Indeed, nostalgia for the Soviet era and its anti-Western strongmen is common in Russia today.
A 2017 poll found that 47% of Russians approved of Joseph Stalin's character and managerial skills.
And riding on the coattails of Stalin's popularity are several of his lackeys, including Lusenko." The country of Spain also endured an assault on science during the 36-year rule of fascism under Francisco Franco from 1939 to 1975, What you just heard is from a song composed for and about him titled El Generalissimo.
Franco dismantled the central agency in Spain that advanced the sciences and replaced it with one of his own, designed to make science compatible with conservative Catholic values.
In his own words, to restore the classical and Christian unity of the sciences that was destroyed in the 18th century.
So he wanted to roll back time to before the Enlightenment.

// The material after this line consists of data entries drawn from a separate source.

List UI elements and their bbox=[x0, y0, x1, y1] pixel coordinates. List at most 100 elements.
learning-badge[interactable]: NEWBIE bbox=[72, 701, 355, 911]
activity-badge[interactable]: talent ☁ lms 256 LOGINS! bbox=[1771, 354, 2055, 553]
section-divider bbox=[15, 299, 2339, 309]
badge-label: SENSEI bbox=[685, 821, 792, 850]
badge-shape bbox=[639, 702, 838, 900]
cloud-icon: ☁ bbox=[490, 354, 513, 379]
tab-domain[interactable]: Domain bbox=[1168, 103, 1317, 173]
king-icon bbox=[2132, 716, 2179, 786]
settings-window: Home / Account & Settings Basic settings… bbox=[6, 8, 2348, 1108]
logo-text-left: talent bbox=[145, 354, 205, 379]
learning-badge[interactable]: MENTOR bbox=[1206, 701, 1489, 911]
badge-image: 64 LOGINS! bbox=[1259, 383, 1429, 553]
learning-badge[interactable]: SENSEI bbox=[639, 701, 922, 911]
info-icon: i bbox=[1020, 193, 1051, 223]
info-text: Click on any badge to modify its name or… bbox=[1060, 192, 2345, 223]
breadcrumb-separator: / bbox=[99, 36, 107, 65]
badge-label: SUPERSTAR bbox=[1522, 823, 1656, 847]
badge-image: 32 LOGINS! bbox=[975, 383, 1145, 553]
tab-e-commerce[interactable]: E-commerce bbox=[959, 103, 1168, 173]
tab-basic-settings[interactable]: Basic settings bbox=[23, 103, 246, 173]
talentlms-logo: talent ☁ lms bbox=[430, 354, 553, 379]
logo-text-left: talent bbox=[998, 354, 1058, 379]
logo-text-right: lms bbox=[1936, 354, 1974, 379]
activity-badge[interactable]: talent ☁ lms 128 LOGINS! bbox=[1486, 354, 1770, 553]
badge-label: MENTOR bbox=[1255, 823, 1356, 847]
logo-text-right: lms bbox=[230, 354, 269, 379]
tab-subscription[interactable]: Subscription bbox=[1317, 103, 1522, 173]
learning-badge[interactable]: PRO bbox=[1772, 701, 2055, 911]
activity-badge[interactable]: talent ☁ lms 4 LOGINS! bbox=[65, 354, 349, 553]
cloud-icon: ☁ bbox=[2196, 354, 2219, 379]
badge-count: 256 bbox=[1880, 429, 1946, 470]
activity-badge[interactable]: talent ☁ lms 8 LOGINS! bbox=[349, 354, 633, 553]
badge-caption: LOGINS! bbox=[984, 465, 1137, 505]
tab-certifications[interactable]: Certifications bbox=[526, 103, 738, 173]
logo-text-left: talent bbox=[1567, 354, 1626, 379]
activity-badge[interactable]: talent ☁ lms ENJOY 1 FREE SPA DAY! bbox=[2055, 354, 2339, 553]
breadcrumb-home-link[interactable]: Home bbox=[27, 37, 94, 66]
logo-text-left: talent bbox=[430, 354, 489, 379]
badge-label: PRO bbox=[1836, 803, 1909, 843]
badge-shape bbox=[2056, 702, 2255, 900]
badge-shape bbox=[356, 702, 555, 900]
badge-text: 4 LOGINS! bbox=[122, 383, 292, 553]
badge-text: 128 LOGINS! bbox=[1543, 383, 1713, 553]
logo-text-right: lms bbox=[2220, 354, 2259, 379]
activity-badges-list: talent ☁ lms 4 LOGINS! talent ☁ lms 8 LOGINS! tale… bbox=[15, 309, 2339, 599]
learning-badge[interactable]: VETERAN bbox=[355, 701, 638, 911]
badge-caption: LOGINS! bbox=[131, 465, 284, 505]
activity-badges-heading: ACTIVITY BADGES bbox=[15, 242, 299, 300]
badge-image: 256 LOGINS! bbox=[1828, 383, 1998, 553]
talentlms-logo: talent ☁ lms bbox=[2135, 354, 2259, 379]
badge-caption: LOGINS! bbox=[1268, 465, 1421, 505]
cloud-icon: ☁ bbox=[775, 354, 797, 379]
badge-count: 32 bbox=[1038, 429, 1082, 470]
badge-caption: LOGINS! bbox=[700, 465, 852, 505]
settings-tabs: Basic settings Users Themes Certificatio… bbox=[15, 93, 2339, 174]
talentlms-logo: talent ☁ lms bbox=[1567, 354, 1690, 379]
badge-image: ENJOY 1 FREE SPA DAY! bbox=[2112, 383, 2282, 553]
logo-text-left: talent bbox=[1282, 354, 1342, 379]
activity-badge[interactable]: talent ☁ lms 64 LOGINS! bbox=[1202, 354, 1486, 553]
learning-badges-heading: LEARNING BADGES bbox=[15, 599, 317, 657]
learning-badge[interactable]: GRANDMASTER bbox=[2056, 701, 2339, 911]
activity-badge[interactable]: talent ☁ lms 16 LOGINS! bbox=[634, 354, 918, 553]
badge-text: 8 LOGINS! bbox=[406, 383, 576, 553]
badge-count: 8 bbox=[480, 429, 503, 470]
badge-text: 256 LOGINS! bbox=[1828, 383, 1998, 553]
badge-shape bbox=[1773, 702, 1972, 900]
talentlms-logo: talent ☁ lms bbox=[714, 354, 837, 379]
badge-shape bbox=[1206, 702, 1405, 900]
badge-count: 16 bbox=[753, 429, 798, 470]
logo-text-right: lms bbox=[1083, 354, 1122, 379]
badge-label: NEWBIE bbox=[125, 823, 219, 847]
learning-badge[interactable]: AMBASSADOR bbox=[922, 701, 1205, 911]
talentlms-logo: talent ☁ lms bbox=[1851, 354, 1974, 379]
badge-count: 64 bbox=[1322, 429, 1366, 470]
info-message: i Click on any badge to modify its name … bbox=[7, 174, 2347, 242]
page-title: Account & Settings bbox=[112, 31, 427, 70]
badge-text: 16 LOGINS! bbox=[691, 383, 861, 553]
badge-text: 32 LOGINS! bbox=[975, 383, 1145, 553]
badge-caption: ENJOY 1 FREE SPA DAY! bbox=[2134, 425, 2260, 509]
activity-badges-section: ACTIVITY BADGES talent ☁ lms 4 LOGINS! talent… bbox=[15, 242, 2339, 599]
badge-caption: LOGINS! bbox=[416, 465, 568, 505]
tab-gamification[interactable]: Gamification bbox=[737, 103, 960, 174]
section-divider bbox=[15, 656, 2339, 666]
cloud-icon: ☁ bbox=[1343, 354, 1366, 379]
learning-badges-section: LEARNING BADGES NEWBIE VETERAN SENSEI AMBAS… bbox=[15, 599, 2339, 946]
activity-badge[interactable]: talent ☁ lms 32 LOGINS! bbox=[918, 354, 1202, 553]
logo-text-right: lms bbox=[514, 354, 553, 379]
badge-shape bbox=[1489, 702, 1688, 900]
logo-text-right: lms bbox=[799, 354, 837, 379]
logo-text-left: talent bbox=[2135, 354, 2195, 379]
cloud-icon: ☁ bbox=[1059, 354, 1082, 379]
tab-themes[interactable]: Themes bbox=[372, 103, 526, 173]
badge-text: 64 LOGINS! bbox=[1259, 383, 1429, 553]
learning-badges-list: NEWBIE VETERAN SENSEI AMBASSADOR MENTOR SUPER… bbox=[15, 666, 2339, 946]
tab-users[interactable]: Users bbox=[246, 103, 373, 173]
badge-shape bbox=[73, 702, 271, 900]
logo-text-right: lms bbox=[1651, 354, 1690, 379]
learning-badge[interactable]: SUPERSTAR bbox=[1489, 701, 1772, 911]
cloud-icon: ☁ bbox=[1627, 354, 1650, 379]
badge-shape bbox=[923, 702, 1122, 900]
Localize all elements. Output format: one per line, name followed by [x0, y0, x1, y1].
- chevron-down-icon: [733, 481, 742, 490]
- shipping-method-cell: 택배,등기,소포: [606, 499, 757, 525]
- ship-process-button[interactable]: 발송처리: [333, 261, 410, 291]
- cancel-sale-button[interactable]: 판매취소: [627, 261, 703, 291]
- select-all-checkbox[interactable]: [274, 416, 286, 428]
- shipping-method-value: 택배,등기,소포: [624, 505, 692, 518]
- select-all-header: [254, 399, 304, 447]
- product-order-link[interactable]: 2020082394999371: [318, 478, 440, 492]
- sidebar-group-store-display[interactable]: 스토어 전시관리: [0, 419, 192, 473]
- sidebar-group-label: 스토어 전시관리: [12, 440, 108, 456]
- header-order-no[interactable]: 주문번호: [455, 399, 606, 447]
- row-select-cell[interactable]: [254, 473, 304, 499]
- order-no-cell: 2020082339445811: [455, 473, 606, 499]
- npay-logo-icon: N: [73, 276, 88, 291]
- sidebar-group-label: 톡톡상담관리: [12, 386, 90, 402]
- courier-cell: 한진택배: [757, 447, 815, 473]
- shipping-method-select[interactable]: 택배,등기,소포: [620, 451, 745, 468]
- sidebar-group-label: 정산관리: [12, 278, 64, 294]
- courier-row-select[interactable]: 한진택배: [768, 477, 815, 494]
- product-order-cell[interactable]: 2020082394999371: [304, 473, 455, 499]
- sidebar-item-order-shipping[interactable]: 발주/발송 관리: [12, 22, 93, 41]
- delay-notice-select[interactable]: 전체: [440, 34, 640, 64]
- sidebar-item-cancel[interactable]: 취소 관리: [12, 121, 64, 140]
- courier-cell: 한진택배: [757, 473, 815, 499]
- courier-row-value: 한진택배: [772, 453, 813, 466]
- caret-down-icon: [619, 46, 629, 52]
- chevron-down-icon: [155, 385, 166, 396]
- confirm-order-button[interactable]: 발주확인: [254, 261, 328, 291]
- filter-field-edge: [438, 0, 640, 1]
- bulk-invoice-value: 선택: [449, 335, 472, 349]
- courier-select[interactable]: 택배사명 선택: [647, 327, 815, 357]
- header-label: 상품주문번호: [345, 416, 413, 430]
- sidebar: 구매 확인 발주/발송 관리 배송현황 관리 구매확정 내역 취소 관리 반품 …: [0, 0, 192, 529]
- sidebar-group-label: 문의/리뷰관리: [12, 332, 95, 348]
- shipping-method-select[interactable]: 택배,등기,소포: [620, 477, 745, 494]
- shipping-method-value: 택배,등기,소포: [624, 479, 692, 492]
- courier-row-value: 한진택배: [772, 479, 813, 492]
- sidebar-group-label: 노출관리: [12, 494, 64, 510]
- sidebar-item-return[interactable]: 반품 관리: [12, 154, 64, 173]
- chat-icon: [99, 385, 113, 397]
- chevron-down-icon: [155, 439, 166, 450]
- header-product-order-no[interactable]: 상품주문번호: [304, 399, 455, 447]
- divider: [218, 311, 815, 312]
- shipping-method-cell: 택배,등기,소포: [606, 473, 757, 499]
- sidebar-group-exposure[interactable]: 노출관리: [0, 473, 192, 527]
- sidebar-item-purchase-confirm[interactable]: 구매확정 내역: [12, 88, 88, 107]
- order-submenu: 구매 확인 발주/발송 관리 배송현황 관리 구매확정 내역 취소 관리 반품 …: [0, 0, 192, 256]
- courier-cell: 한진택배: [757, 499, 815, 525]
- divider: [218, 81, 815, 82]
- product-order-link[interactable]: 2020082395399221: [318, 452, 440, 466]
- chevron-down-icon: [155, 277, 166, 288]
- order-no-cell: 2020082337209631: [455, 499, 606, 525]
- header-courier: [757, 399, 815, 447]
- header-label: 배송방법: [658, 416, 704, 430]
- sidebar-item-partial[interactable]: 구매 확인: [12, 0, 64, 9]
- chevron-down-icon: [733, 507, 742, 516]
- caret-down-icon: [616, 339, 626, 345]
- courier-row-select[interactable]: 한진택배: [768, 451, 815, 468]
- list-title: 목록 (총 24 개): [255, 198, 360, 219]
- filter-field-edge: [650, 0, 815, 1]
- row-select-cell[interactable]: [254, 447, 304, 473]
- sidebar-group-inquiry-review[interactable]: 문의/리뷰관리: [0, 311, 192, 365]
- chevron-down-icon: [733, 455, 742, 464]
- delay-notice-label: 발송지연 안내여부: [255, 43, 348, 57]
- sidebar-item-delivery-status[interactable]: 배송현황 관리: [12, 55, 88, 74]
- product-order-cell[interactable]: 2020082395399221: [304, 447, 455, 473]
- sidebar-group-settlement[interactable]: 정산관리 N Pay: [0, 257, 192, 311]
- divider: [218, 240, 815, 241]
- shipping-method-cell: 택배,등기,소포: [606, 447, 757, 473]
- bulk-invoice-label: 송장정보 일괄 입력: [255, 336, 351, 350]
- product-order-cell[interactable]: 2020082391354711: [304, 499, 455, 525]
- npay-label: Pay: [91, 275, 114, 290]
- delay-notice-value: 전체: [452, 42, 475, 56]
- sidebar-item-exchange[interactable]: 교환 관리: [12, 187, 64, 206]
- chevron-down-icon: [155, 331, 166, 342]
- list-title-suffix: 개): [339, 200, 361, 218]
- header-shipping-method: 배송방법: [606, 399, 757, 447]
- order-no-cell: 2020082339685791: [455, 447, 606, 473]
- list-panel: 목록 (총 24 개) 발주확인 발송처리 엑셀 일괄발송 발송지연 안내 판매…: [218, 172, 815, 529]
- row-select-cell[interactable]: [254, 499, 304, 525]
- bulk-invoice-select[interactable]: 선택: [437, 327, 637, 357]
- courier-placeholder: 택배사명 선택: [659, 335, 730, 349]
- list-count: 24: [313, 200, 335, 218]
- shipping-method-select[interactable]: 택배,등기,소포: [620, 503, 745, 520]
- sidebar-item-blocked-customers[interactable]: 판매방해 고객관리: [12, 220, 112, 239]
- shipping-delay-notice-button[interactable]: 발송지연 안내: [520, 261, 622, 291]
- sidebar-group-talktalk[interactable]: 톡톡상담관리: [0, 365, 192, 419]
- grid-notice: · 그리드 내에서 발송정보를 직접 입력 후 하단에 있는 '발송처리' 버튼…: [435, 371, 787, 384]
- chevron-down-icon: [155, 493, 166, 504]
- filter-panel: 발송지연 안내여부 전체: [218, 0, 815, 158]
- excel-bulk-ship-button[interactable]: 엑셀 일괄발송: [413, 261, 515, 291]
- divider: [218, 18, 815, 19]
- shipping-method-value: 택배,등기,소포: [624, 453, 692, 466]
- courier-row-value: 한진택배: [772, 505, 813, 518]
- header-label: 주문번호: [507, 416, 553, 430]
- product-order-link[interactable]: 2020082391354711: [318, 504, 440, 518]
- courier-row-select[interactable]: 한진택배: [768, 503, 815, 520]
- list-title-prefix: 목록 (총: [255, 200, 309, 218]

Opus Dei, the work of God, was the name of the Catholic institution Al Generalissimo drew inspiration from, and he used it to justify his undemocratic rule, saying, we do not believe in government through the voting booth.
The Spanish national will has never been freely expressed through the ballot box.
Spain has no foolish dreams.
During a period known as the White Terror, Communists, Protestants, intellectuals, and scientists were imprisoned, tortured, and killed.
Universities had purging committees set up to identify anyone teaching scientific ideas at odds with a literal interpretation of the Bible.
Scientists and academics fled the country or faced an awful fate during these purges.
Just as with Russia, Spain suffered enormous setbacks in scientific advancements because of this fundamentalist authoritarian tyranny.